Local Kurd reacts to Bakr al-Baghdadi’s death
The ISIS leader died Saturday during a U.S. military operation in northwest Syria
FARGO, N.D. — Over the past three decades, Kurdish immigrant Kawar Farok watched as dictators in the Middle East came and went; the most recent of which is ISIS leader Bakr al–Baghdadi.
“Extremism is an ideology. It doesn’t end with one person. We saw Bin Laden go. We saw Zarqawi go. We saw Abu Bakr al–Baghdadi go. So, if extremism ended with one person, it would’ve ended with Bin Laden,” says Farok.
As local Kurds celebrate al–Baghdadi’s death, Farok says this is a win not just for his people, but for the rest of the world.
“He enslaved many thousands of Kurdish women.
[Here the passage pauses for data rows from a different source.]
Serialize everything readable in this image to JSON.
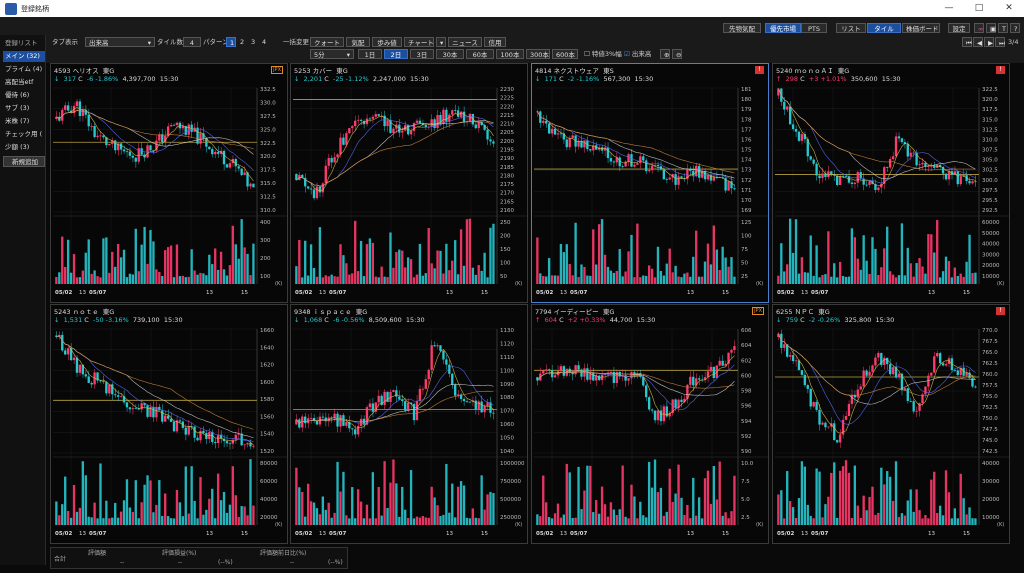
{
  "title": "登録銘柄",
  "window_controls": [
    "—",
    "□",
    "✕"
  ],
  "toolbar": {
    "tab_display": "タブ表示",
    "sort_value": "出来高",
    "tile_count_label": "タイル数",
    "tile_count": "4",
    "pattern_label": "パターン",
    "patterns": [
      "1",
      "2",
      "3",
      "4"
    ],
    "batch_change": "一括変更",
    "btn_quote": "クォート",
    "btn_board": "気配",
    "btn_step": "歩み値",
    "btn_chart": "チャート",
    "btn_news": "ニュース",
    "btn_credit": "信用",
    "interval": "5分",
    "periods": [
      "1日",
      "2日",
      "3日",
      "30本",
      "60本",
      "100本",
      "300本",
      "600本"
    ],
    "opt_3pct": "特値3%幅",
    "opt_volume": "出来高",
    "btn_priority": "先物気配",
    "btn_priority_market": "優先市場",
    "btn_pts": "PTS",
    "btn_list": "リスト",
    "btn_tile": "タイル",
    "btn_board2": "株価ボード",
    "btn_settings": "設定",
    "page": "3/4"
  },
  "sidebar": [
    "登録リスト",
    "メイン (32)",
    "プライム (4)",
    "高配当etf",
    "優待 (6)",
    "サブ (3)",
    "米株 (7)",
    "チェック用 (",
    "少額 (3)",
    "新規追加"
  ],
  "colors": {
    "up": "#ff3b6e",
    "down": "#27c8d0",
    "ma1": "#d9c24a",
    "ma2": "#5b6cff",
    "ma3": "#cfcfcf",
    "ma4": "#d08a3a",
    "ref": "#b8a240"
  },
  "tiles": [
    {
      "code": "4593",
      "name": "ヘリオス",
      "market": "東G",
      "price": "317",
      "unit": "C",
      "change": "-6",
      "pct": "-1.86%",
      "volume": "4,397,700",
      "time": "15:30",
      "dir": "down",
      "badge": "jp",
      "ylabels": [
        "332.5",
        "330.0",
        "327.5",
        "325.0",
        "322.5",
        "320.0",
        "317.5",
        "315.0",
        "312.5",
        "310.0"
      ],
      "vlabels": [
        "400",
        "300",
        "200",
        "100"
      ],
      "xlabels": [
        "05/02",
        "13",
        "05/07",
        "13",
        "15"
      ],
      "ylim": [
        309,
        333
      ],
      "ref": 322.5,
      "seed": 11,
      "trend": [
        327,
        330,
        324,
        321,
        320,
        322,
        326,
        324,
        321,
        318,
        313
      ],
      "vmax": 420
    },
    {
      "code": "5253",
      "name": "カバー",
      "market": "東G",
      "price": "2,201",
      "unit": "C",
      "change": "-25",
      "pct": "-1.12%",
      "volume": "2,247,000",
      "time": "15:30",
      "dir": "down",
      "badge": "",
      "ylabels": [
        "2230",
        "2225",
        "2220",
        "2215",
        "2210",
        "2205",
        "2200",
        "2195",
        "2190",
        "2185",
        "2180",
        "2175",
        "2170",
        "2165",
        "2160"
      ],
      "vlabels": [
        "250",
        "200",
        "150",
        "100",
        "50"
      ],
      "xlabels": [
        "05/02",
        "13",
        "05/07",
        "13",
        "15"
      ],
      "ylim": [
        2157,
        2232
      ],
      "ref": 2225,
      "seed": 22,
      "trend": [
        2180,
        2168,
        2195,
        2208,
        2218,
        2205,
        2210,
        2212,
        2218,
        2212,
        2202
      ],
      "vmax": 270
    },
    {
      "code": "4814",
      "name": "ネクストウェア",
      "market": "東S",
      "price": "171",
      "unit": "C",
      "change": "-2",
      "pct": "-1.16%",
      "volume": "567,300",
      "time": "15:30",
      "dir": "down",
      "badge": "warn",
      "ylabels": [
        "181",
        "180",
        "179",
        "178",
        "177",
        "176",
        "175",
        "174",
        "173",
        "172",
        "171",
        "170",
        "169"
      ],
      "vlabels": [
        "125",
        "100",
        "75",
        "50",
        "25"
      ],
      "xlabels": [
        "05/02",
        "13",
        "05/07",
        "13",
        "15"
      ],
      "ylim": [
        168.5,
        181.5
      ],
      "ref": 173,
      "seed": 33,
      "trend": [
        179,
        176,
        176,
        175,
        174,
        174,
        173,
        172,
        173,
        172,
        171
      ],
      "vmax": 130
    },
    {
      "code": "5240",
      "name": "ｍｏｎｏＡＩ",
      "market": "東G",
      "price": "298",
      "unit": "C",
      "change": "+3",
      "pct": "+1.01%",
      "volume": "350,600",
      "time": "15:30",
      "dir": "up",
      "badge": "warn",
      "ylabels": [
        "322.5",
        "320.0",
        "317.5",
        "315.0",
        "312.5",
        "310.0",
        "307.5",
        "305.0",
        "302.5",
        "300.0",
        "297.5",
        "295.5",
        "292.5"
      ],
      "vlabels": [
        "60000",
        "50000",
        "40000",
        "30000",
        "20000",
        "10000"
      ],
      "xlabels": [
        "05/02",
        "13",
        "05/07",
        "13",
        "15"
      ],
      "ylim": [
        291,
        324
      ],
      "ref": 301,
      "seed": 44,
      "trend": [
        322,
        312,
        302,
        300,
        300,
        296,
        310,
        305,
        302,
        300,
        298
      ],
      "vmax": 64000
    },
    {
      "code": "5243",
      "name": "ｎｏｔｅ",
      "market": "東G",
      "price": "1,531",
      "unit": "C",
      "change": "-50",
      "pct": "-3.16%",
      "volume": "739,100",
      "time": "15:30",
      "dir": "down",
      "badge": "",
      "ylabels": [
        "1660",
        "1640",
        "1620",
        "1600",
        "1580",
        "1560",
        "1540",
        "1520"
      ],
      "vlabels": [
        "80000",
        "60000",
        "40000",
        "20000"
      ],
      "xlabels": [
        "05/02",
        "13",
        "05/07",
        "13",
        "15"
      ],
      "ylim": [
        1515,
        1668
      ],
      "ref": 1580,
      "seed": 55,
      "trend": [
        1660,
        1620,
        1605,
        1585,
        1575,
        1565,
        1550,
        1540,
        1535,
        1535,
        1531
      ],
      "vmax": 85000
    },
    {
      "code": "9348",
      "name": "ｉｓｐａｃｅ",
      "market": "東G",
      "price": "1,068",
      "unit": "C",
      "change": "-6",
      "pct": "-0.56%",
      "volume": "8,509,600",
      "time": "15:30",
      "dir": "down",
      "badge": "",
      "ylabels": [
        "1130",
        "1120",
        "1110",
        "1100",
        "1090",
        "1080",
        "1070",
        "1060",
        "1050",
        "1040"
      ],
      "vlabels": [
        "1000000",
        "750000",
        "500000",
        "250000"
      ],
      "xlabels": [
        "05/02",
        "13",
        "05/07",
        "13",
        "15"
      ],
      "ylim": [
        1035,
        1135
      ],
      "ref": 1070,
      "seed": 66,
      "trend": [
        1058,
        1060,
        1062,
        1055,
        1075,
        1085,
        1065,
        1125,
        1085,
        1075,
        1068
      ],
      "vmax": 1100000
    },
    {
      "code": "7794",
      "name": "イーディーピー",
      "market": "東G",
      "price": "604",
      "unit": "C",
      "change": "+2",
      "pct": "+0.33%",
      "volume": "44,700",
      "time": "15:30",
      "dir": "up",
      "badge": "jp",
      "ylabels": [
        "606",
        "604",
        "602",
        "600",
        "598",
        "596",
        "594",
        "592",
        "590"
      ],
      "vlabels": [
        "10.0",
        "7.5",
        "5.0",
        "2.5"
      ],
      "xlabels": [
        "05/02",
        "13",
        "05/07",
        "13",
        "15"
      ],
      "ylim": [
        589,
        607
      ],
      "ref": 601,
      "seed": 77,
      "trend": [
        600,
        601,
        601,
        600,
        600,
        601,
        594,
        596,
        600,
        601,
        604
      ],
      "vmax": 10.5
    },
    {
      "code": "6255",
      "name": "ＮＰＣ",
      "market": "東G",
      "price": "759",
      "unit": "C",
      "change": "-2",
      "pct": "-0.26%",
      "volume": "325,800",
      "time": "15:30",
      "dir": "down",
      "badge": "warn",
      "ylabels": [
        "770.0",
        "767.5",
        "765.0",
        "762.5",
        "760.0",
        "757.5",
        "755.0",
        "752.5",
        "750.0",
        "747.5",
        "745.0",
        "742.5"
      ],
      "vlabels": [
        "40000",
        "30000",
        "20000",
        "10000"
      ],
      "xlabels": [
        "05/02",
        "13",
        "05/07",
        "13",
        "15"
      ],
      "ylim": [
        741,
        772
      ],
      "ref": 760,
      "seed": 88,
      "trend": [
        770,
        762,
        750,
        745,
        758,
        765,
        760,
        752,
        766,
        762,
        759
      ],
      "vmax": 42000
    }
  ],
  "bottom": {
    "total": "合計",
    "col1": "評価額",
    "col2": "評価損益(%)",
    "col3": "評価額前日比(%)",
    "v1": "--",
    "v2": "--",
    "v2b": "(--%)",
    "v3": "--",
    "v3b": "(--%)"
  }
}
They massacred the men, they killed everybody in their way, and that’s just not a Kurdish concern. That should be a humanitarian concern, right? For the whole world. So, his death should’ve uplifted everyone.”
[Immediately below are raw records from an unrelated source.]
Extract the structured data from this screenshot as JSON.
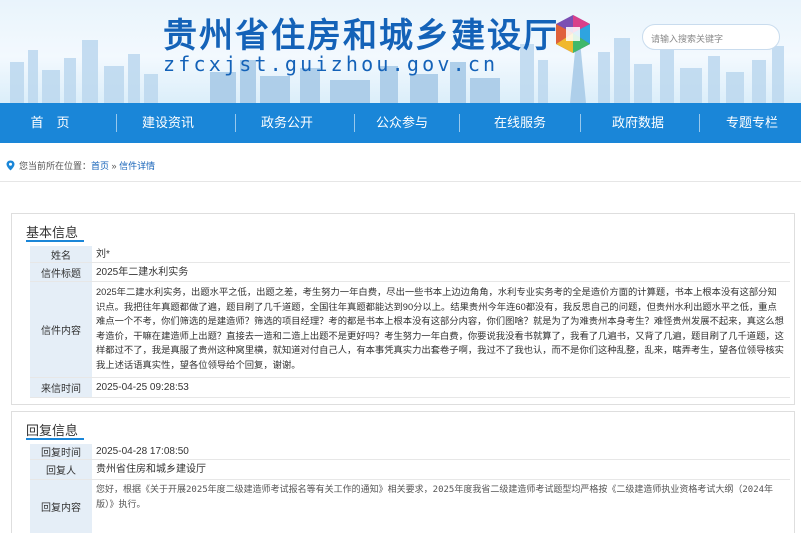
{
  "header": {
    "site_title": "贵州省住房和城乡建设厅",
    "site_domain": "zfcxjst.guizhou.gov.cn",
    "search_placeholder": "请输入搜索关键字",
    "colors": {
      "brand": "#1462b8",
      "nav": "#1a86d8"
    }
  },
  "nav": {
    "items": [
      {
        "label": "首　页"
      },
      {
        "label": "建设资讯"
      },
      {
        "label": "政务公开"
      },
      {
        "label": "公众参与"
      },
      {
        "label": "在线服务"
      },
      {
        "label": "政府数据"
      },
      {
        "label": "专题专栏"
      }
    ]
  },
  "breadcrumb": {
    "prefix": "您当前所在位置：",
    "home": "首页",
    "separator": "»",
    "current": "信件详情"
  },
  "basic_info": {
    "section_title": "基本信息",
    "name_label": "姓名",
    "name_value": "刘*",
    "subject_label": "信件标题",
    "subject_value": "2025年二建水利实务",
    "content_label": "信件内容",
    "content_value": "2025年二建水利实务，出题水平之低，出题之差，考生努力一年白费，尽出一些书本上边边角角，水利专业实务考的全是造价方面的计算题，书本上根本没有这部分知识点。我把往年真题都做了遍，题目刷了几千道题，全国往年真题都能达到90分以上。结果贵州今年连60都没有，我反思自己的问题，但贵州水利出题水平之低，重点难点一个不考，你们筛选的是建造师？筛选的项目经理？考的都是书本上根本没有这部分内容，你们图啥？就是为了为难贵州本身考生？难怪贵州发展不起来，真这么想考造价，干嘛在建造师上出题？直接去一造和二造上出题不是更好吗？考生努力一年白费，你要说我没看书就算了，我看了几遍书，又背了几遍，题目刷了几千道题，这样都过不了，我是真服了贵州这种窝里横，就知道对付自己人，有本事凭真实力出套卷子啊，我过不了我也认，而不是你们这种乱整，乱来，瞎弄考生，望各位领导核实我上述话语真实性，望各位领导给个回复，谢谢。",
    "time_label": "来信时间",
    "time_value": "2025-04-25 09:28:53"
  },
  "reply_info": {
    "section_title": "回复信息",
    "time_label": "回复时间",
    "time_value": "2025-04-28 17:08:50",
    "replier_label": "回复人",
    "replier_value": "贵州省住房和城乡建设厅",
    "content_label": "回复内容",
    "content_value": "您好，根据《关于开展2025年度二级建造师考试报名等有关工作的通知》相关要求，2025年度我省二级建造师考试题型均严格按《二级建造师执业资格考试大纲（2024年版）》执行。"
  }
}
But he says al–Baghdadi dying doesn’t mean the demise of ISIS.
“People like to think that, ‘Mission completed,’ right? ‘Mission accomplished, we’re done, we got it.’ But it’s not true.”
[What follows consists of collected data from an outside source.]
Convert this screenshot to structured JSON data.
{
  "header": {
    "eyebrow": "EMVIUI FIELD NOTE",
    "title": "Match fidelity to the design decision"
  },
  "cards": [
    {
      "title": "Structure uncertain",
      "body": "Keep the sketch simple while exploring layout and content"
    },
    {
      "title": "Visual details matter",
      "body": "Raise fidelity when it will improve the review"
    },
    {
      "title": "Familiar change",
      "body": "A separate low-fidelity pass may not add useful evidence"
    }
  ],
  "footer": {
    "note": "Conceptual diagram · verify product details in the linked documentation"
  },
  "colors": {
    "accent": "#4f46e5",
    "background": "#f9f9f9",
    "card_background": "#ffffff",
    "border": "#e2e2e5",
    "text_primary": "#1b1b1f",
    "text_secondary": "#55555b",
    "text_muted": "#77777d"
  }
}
Although he’s hopeful, Farok says other Kurds in the Fargo–Moorhead area are wary of what’s to come.
“It’s hard to use the word optimistic with the community here because they see things in a different light. So, the only light the Kurds have at the end of the tunnel in the Middle East is America. But, when you’re here living in America, you get to see things from a different perspective.”
He says it’s important for Americans to not undermine the role the Kurds played in capturing al–Baghdadi.
“I think the next steps are salvaging the relationship with the Kurds in Syria. I mean, right now, Trump talks about protecting the oil, but in Kurdish eyes, the people down there, they see it as, ‘Okay, so you gave us up to be slaughtered, but yet securing the oil is number one priority.'”
Farok says nothing will change until the American government recognizes Kurds as allies who share the same values.
President Trump thanked Russia, Turkey, Syria, Iraq and the Syrian Kurds for their support to the mission.